Methods: Data come from semi-structured interviews with 34 frontline child protective services workers in a single county in the Midwestern U.S. Interviews focused on decision-making around substantiating charges and formulating treatment plans in child maltreatment cases. This content analysis focuses on decision-making in cases involving IPV. Workers were asked to reflect on their most recent case involving IPV and walk interviewers through their use of standardized risk assessment procedures to identify how they interpreted evidence and made judgments. Interviews were transcribed verbatim and analyzed in accordance with grounded theory principles using Atlas.TI. To ensure confirmability of findings, two independent coders analyzed transcripts with discrepancies resolved through a consensus coding process.
Results: CWW definitions of IPV varied. Rather than treating IPV as a power and control issue, CWWs often conceptualized it as the result of alcohol and other drug use or mental health issues, as mutual, or as an anger problem. Substantiation decisions hinged on several factors. Most often, victims’ statements were discounted, with emphasis placed instead on police reports and statements from children. Unless CWWs believed they planned to permanently leave the abuser, victims were often considered unreliable and were subsequently more likely to be substantiated for child maltreatment. CWWs’ assessment of risks to children were contingent on whether children had been meaningfully exposed to violence. Cases were less likely to be substantiated, and services less likely to be put into place, when children had not directly witnessed the incident or were deemed too young to be aware of it. When offered, services were generally framed in educational terms, as CWWs assumed greater knowledge of the potential consequences of IPV would lead to altered behavior on the part of victims.
Conclusions & Implications: Despite new child welfare guidelines’ general assertion that victims of IPV should not be treated as perpetrators of child maltreatment, this research reveals a gap between policy and practice.

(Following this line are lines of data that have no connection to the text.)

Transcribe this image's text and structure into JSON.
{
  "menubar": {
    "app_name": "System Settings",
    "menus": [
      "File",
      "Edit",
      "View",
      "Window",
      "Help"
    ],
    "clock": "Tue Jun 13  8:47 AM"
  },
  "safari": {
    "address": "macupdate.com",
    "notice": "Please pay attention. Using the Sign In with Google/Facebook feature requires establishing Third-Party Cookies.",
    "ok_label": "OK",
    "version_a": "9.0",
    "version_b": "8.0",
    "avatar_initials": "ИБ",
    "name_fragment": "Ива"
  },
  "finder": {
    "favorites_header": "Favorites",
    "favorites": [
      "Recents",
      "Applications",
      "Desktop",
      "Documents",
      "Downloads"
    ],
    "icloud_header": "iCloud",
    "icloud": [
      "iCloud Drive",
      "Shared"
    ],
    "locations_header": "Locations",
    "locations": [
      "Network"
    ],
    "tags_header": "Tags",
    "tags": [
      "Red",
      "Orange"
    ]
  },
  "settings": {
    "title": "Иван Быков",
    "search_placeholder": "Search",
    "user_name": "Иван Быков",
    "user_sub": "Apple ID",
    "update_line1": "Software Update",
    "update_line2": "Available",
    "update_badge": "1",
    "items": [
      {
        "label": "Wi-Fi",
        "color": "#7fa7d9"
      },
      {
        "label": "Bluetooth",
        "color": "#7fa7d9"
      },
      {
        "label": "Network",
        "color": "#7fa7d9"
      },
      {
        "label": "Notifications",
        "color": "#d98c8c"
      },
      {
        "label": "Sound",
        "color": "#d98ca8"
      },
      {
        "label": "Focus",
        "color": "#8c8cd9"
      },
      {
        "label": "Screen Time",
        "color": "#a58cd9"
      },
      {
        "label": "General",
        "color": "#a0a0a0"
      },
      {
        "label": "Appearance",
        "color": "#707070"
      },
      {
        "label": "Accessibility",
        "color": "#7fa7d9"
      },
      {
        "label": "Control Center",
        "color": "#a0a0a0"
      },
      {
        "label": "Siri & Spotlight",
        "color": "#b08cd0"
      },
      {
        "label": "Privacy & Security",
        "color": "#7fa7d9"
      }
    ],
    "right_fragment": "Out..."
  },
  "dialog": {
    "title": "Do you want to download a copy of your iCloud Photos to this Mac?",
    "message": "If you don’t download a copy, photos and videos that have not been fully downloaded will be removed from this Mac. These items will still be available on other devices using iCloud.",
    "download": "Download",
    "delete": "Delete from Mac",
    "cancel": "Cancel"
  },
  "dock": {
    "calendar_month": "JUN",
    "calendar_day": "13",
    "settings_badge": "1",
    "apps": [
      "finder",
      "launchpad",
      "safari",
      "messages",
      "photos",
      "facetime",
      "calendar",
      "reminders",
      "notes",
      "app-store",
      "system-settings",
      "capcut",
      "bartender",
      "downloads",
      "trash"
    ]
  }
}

Faced with complexity, workers frequently rely on sources and procedures—police reports and structured decision-making protocols—as sources of truth while discounting victim narratives. As such, decision-making remains embedded within dominant narratives about IPV that treat victims with skepticism and assistance as contingent on exiting the relationship. Findings suggest need for increased partnership between CWWs and providers of IPV services, particularly around safety planning with victims.